Il motivo dell’indignazione è dovuto al fatto che la storica ringhiera in ferro battuto, ornata anche da dei caratteristici piccoli busti di donna, è stata sostituita da una protezione generica, definita online “un pugno in un occhio”. Ma dall’amministrazione comunale, specificamente dall’assessore alle Manutenzioni Giovanni Petralia, arriva una - forse scontata - rassicurazione: “Si tratta di un intervento di recinzione provvisorio, che durerà dai due ai tre mesi. Le originali ringhiere sono al momento in ristrutturazione.”
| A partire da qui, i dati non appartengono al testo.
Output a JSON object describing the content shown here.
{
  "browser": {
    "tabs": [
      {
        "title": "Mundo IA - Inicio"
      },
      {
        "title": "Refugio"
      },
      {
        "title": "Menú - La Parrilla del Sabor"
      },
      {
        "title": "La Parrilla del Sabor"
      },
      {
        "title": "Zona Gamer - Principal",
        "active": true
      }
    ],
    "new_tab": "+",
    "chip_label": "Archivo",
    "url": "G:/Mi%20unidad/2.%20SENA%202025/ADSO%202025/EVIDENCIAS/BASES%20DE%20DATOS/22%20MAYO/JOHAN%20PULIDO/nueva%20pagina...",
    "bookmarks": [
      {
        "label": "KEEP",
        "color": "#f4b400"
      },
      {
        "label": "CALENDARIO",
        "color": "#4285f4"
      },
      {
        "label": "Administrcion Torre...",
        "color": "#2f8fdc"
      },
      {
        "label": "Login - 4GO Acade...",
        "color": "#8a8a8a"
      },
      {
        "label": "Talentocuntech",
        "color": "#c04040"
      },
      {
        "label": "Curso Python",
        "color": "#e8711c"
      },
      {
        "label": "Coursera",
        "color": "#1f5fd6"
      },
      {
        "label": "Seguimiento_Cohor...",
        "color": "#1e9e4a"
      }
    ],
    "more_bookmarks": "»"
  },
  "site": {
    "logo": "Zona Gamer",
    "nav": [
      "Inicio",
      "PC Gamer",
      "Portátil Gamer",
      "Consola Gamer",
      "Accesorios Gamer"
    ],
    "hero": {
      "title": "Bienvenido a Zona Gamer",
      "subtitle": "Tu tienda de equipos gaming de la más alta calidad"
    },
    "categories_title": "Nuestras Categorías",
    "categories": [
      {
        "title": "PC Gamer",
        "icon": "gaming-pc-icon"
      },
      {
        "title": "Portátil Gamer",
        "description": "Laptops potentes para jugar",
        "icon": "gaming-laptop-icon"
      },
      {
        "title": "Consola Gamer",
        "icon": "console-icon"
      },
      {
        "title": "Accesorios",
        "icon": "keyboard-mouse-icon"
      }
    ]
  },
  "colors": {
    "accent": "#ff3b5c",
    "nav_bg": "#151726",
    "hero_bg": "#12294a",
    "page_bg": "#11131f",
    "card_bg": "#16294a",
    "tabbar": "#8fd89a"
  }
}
L’intervento servirà a far fronte a diffusi ammaloramenti dovuti all’azione di corrosione e a sostituire pezzi mancanti o divelti, e ha ricevuto anche il benestare della Soprintendenza ai Beni culturali, come si legge nei documenti amministrativi. Programmato a marzo del 2025, è eseguito dalla ditta Icodal Tek srl di Palermo per 76.798 euro. A questi si aggiungono 7.679 euro per Iva e altri costi, tra cui un fondo imprevisti da 7mila euro, portando il totale dell’intervento a 95.514 euro.

La ringhiera è presente da oltre un secolo: “voci di popolo” attribuiscono anche una identità ai busti di donna che la adornano, non rimossi ma oggetto anche questi di manutenzione. Raffigurerebbero Sant’Agata, oppure “Norma”, protagonista della più celebre opera di Vincenzo Bellini, per come ritratta nel monumento dedicato al “Cigno” realizzato nel 1882 da Giulio Monteverde. Un fatto storico accertato riguarda invece l’inaugurazione del sito archeologico nel 1907 con una cerimonia alla presenza dell’allora re d’Italia Vittorio Emanuele III dopo tre anni di lavori guidati dall’architetto Filadelfo Fichera, autore anche della ringhiera. Rassicura ancora Petralia: “Le parti storiche verranno reinstallate al loro posto dopo la riqualificazione.”